On arm64 with ILP32 we have three types of syscalls w.r.t. parameter
width (I guess that's true for all other compat implementations):

1. User syscall definition with 32-bit arguments, kernel handling 32-bit

2. User 32-bit arguments, kernel 64-bit arguments

3. User 64-bit arguments, kernel 64-bit arguments

For (1), the AArch64 ABI (AAPCS) allows us to ignore the garbage in the
top 32-bit of a 64-bit register as long as the callee has 32-bit
arguments (IOW, the generated code will use 32-git Wn instead of 64-bit
Xn registers).
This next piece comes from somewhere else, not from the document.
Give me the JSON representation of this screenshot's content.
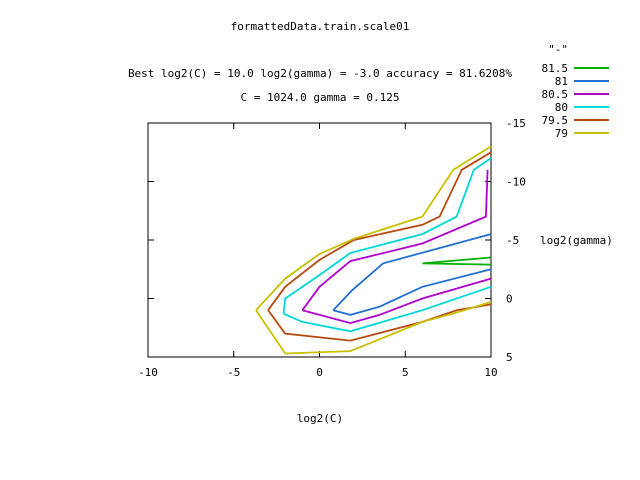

In this case, zeroing the top 32-bit of all 6 arguments
is unnecessary.

In the 2nd case, we need sign or zero extension of 32-bit arguments. For
sign extension we would still need a wrapper as the generic one can only
zero-extend without knowing the underlying type. How many cases do we
have where sign extension is required (off_t is a signed type but does
it actually make sense as a negative value)? The __SC_WRAP and
COMPAT_SYSCALL_WRAP macros introduced by patches 3-5 in this series
handle such conversion for both sign and unsigned arguments.

We don't have such problem with AArch32 tasks since the architecture
guarantees zeroing or preserving the top half of all registers.

For (3), with the current ILP32 approach we wouldn't need any wrapper.
If we are to pass the argument as two 32-bit values, we would need both
the user (glibc) to split the argument and the kernel to re-construct
it. This would be in addition to any default top 32-bit zeroing on
kernel entry.

The overhead may be lost in the noise (we need some data) but IIRC our
decision was mostly based on a cleaner user implementation for point (3)
above. Since an AArch64/ILP32 process can freely use 64-bit registers,
we found it nicer to be able to pass such value directly to the kernel.
Reusing the s390 macros should reduce the amount of new code added to
the kernel.

While writing the above, I realised the current ILP32 patches still miss
on converting pointers passed from user space (unless I got myself
confused in macros). The new __SC_WRAP() and COMPAT_SYSCALL_WRAPx()
macros take care of zero or sign extension via __SC_COMPAT_CAST().
However, we have two more existing cases which I don't see covered:

a) Native syscalls taking a pointer argument and invoked directly from
ILP32. For example, sys_read() takes a pointer but I don't see any
__SC_WRAP added by patch 5

b) Current compat syscalls taking a pointer argument. For example,
compat_sys_vmsplice() gets the iov32 pointer and the compiler assumes
it is a 64-bit variable. I don't see where the upper half is zeroed

We can solve (a) by adding more __SC_WRAP annotations in the generic
unistd.h. For (b), we would need an __SC_DELOUSE with a bit of penalty
on AArch32/compat support where it isn't needed. So maybe davem has a
point on the overall impact of always zeroing the upper half of the
arguments ;) (both from a performance and maintainability perspective).
I guess this part of the ABI is still up for discussion.